While I was listening to Mack 10’s Soft White, I couldn’t help but wonder if gangsta rap was still relevant.
Discussing the lifestyles of inner city and urban youth, gangsta rap found its start in the late 1980s with guys like Ice-T and groups like N.W.A. telling shocking stories from the streets. With a healthy resentment for law enforcement, gangsta rap told the truth with respect to the experiences of many inner city youth.
But as times changed, so too did the impact of gangsta rap. With the East Coast/West Coast feud in the rear-view mirror, rap moved more into the mainstream and away from the violent imagery of artists like Tupac and Biggie. Part of the appeal of some of the great 1990s gangsta rap was that it sat well outside of the pop mainstream; it was dangerous and your parents would kill you for listening to it.
By the late 1990s, though, a shift took place. “Bling-bling” was introduced, sample-heavy backing tracks became the flavor of the day, and most rappers began to celebrate the acquisition of wealth rather than protesting the squalor of the inner city.

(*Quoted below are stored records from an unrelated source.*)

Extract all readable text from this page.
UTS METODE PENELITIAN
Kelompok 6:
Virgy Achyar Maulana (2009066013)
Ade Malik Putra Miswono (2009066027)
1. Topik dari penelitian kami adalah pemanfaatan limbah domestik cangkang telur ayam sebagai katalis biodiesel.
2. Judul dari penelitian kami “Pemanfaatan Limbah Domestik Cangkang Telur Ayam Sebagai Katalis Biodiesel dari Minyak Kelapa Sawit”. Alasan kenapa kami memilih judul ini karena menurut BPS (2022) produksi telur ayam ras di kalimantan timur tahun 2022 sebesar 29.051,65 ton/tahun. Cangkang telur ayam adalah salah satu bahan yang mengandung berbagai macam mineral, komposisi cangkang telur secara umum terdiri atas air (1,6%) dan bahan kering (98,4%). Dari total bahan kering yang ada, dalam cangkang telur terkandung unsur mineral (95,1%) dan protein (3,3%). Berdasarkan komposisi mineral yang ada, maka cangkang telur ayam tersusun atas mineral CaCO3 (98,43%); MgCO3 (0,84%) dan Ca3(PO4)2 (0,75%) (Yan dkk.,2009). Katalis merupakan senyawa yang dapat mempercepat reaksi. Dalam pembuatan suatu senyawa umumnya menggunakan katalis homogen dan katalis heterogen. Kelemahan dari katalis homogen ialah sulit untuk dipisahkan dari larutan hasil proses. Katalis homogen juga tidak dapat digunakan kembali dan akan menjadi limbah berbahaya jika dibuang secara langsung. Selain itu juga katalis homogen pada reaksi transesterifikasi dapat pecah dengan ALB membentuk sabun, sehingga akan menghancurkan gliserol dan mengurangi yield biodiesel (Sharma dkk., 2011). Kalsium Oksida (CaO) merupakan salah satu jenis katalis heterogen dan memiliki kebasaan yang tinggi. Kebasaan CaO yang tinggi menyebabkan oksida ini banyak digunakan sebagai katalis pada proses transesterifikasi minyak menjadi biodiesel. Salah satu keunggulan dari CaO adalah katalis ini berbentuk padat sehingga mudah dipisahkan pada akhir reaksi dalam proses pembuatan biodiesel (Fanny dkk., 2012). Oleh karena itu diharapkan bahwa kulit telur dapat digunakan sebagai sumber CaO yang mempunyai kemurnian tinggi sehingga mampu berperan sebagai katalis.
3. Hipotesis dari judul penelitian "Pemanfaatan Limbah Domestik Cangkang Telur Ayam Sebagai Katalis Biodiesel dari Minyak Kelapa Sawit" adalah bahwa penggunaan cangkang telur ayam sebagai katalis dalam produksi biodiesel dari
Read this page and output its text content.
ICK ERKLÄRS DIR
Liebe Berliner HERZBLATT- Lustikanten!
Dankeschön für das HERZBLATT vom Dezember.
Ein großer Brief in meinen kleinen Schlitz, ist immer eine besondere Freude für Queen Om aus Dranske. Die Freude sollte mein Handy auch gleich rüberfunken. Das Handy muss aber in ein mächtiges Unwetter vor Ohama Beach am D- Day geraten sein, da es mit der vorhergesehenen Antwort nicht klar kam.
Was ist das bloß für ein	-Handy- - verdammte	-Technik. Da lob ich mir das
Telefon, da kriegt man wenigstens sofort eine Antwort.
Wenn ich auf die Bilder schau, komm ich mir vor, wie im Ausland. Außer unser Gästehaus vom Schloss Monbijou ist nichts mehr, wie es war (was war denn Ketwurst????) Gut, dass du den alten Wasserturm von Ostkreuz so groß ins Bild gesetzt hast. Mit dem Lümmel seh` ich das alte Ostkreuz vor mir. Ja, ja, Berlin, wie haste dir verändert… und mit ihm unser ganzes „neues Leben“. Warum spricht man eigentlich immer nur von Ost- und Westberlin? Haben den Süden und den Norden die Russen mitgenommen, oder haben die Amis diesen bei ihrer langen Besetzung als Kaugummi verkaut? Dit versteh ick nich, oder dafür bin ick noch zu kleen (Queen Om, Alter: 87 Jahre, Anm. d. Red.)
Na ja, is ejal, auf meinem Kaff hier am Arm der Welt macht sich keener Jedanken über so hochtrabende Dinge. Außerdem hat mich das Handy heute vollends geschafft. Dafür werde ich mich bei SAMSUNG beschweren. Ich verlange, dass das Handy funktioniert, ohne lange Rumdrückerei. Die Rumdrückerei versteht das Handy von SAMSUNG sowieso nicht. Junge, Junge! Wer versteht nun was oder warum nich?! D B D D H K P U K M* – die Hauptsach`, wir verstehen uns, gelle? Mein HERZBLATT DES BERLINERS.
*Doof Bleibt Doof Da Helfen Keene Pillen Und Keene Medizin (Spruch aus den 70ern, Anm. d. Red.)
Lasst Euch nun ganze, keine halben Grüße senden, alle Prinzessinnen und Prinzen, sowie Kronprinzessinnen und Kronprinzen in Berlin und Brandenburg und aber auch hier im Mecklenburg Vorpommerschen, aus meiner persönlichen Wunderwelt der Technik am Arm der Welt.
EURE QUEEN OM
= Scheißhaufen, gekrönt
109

And then, before you could say “G-Unit,” gangsta rap wasn’t outside the mainstream anymore. Gangsta rap was the mainstream.
Some artists still try to sit outside the softened edges of gangsta pop and some have brought their history with them in hopes of boosting their credibility.
Mack 10 is one such artist. At 38-years-old, he's got several years behind him in the rap game. Since his debut in 1995, Mack 10 has been associated with WC and Ice Cube in Westside Connection and has steadily represented the West Coast while other rappers followed the mainstream’s flow right into watered-down, pop-rap territory.
Soft White, Mack 10’s ninth solo record and first in about four years, finds the rapper getting personal while refusing to abandon the swagger of the streets. With a mix of California beats and Southern-fried tang, the record is about what you’d expect musically.